An hour or two here and you’ll forget that anywhere else exists – which is absolutely fine …
But places, after all, are just places, bricks and mortar, without the people. And it’s the people of Estellencs which really make me feel as if I’ve just come home – no matter how many times I visit. Stroll into either of the little bars, Sa Punteta, or Sa Tanca, in the lower part of the village, and it’s as if you’re a long-lost cousin … even with my far-from-perfect Spanish, accented I’m sure, with my unusual family mix of English and German! And I hate to break the spell, but, believe it or not, Estellencs is just 50 minutes up the C710 from Palma Airport, the island’s gateway to the outside world. It could be a million miles away!
You see, the thing about this journey is that it could be any one of a thousand different trips through the spectacular countryside of Mallorca … or any one of a thousand winding walks you can take through the medieval streets of Palma or the other towns on the island for that matter.

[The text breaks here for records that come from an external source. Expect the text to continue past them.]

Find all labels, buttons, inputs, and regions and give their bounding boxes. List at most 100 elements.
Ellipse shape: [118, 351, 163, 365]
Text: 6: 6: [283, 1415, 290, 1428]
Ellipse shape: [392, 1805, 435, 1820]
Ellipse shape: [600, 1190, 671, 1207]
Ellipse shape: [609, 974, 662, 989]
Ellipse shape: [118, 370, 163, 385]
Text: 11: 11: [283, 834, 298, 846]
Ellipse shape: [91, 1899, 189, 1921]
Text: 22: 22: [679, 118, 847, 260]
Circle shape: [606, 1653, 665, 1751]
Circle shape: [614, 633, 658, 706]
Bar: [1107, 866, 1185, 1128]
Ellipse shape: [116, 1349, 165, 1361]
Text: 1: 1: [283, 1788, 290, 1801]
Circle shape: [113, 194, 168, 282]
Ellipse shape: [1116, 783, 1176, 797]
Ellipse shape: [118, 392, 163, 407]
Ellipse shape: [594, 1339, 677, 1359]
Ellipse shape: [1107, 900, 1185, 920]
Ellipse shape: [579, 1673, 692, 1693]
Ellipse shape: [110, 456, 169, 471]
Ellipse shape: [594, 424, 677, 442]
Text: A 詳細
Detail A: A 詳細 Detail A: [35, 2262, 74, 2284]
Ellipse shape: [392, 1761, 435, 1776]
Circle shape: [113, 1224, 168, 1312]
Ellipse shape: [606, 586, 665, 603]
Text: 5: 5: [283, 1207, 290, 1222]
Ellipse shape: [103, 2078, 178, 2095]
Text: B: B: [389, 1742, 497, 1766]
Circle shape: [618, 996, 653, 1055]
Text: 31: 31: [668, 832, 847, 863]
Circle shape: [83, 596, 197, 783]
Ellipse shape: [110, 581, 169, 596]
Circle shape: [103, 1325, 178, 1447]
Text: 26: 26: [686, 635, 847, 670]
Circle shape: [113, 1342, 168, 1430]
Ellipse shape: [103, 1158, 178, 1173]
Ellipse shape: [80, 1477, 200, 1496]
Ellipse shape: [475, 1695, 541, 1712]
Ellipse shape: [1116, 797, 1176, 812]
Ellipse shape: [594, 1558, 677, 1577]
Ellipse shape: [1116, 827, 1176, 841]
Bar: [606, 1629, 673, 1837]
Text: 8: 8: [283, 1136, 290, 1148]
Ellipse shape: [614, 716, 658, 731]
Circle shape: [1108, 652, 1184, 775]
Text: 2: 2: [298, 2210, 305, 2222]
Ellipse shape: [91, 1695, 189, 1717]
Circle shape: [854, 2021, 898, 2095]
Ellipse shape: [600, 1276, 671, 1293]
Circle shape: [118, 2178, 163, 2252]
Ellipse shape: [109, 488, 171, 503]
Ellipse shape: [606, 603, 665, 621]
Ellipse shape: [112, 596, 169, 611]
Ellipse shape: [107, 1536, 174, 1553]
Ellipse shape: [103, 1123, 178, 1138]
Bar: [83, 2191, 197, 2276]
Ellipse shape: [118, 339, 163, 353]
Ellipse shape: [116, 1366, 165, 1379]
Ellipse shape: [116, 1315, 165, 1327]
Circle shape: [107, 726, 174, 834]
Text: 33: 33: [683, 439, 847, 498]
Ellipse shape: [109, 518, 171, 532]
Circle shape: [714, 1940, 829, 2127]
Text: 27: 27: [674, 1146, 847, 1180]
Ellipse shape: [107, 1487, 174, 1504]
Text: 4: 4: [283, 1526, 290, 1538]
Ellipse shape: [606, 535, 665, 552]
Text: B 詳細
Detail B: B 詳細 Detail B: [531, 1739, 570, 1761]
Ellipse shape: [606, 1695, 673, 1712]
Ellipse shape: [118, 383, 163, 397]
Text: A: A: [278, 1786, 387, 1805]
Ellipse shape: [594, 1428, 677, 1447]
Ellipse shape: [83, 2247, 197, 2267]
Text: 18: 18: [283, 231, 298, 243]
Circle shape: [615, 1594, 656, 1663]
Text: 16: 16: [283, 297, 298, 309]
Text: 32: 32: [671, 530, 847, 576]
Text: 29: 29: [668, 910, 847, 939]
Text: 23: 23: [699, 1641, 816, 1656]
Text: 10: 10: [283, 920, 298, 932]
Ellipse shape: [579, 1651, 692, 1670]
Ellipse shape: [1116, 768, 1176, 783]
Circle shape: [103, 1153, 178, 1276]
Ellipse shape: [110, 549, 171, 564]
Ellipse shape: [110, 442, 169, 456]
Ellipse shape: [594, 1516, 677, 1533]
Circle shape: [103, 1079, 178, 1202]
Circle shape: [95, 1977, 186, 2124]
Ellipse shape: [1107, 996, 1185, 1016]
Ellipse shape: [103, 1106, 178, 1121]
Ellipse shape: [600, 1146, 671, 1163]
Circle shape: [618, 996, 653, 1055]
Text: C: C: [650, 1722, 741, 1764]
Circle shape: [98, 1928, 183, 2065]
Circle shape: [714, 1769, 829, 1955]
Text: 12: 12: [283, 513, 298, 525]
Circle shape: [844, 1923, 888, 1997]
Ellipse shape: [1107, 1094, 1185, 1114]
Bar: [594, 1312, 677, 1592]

All of them are special, refreshing and different. But what they have in common as far as I’m concerned – and I know there are many others who feel as I do – is that each and every one of these little corners of Mallorca makes me feel more at home than the last.
I’m sure you have your own favourite place, and if you haven’t, set out right away and find one. Now, the last few months of the year, October and November, is the perfect time to explore. Autumn – it’s when you really see the best of Mallorca!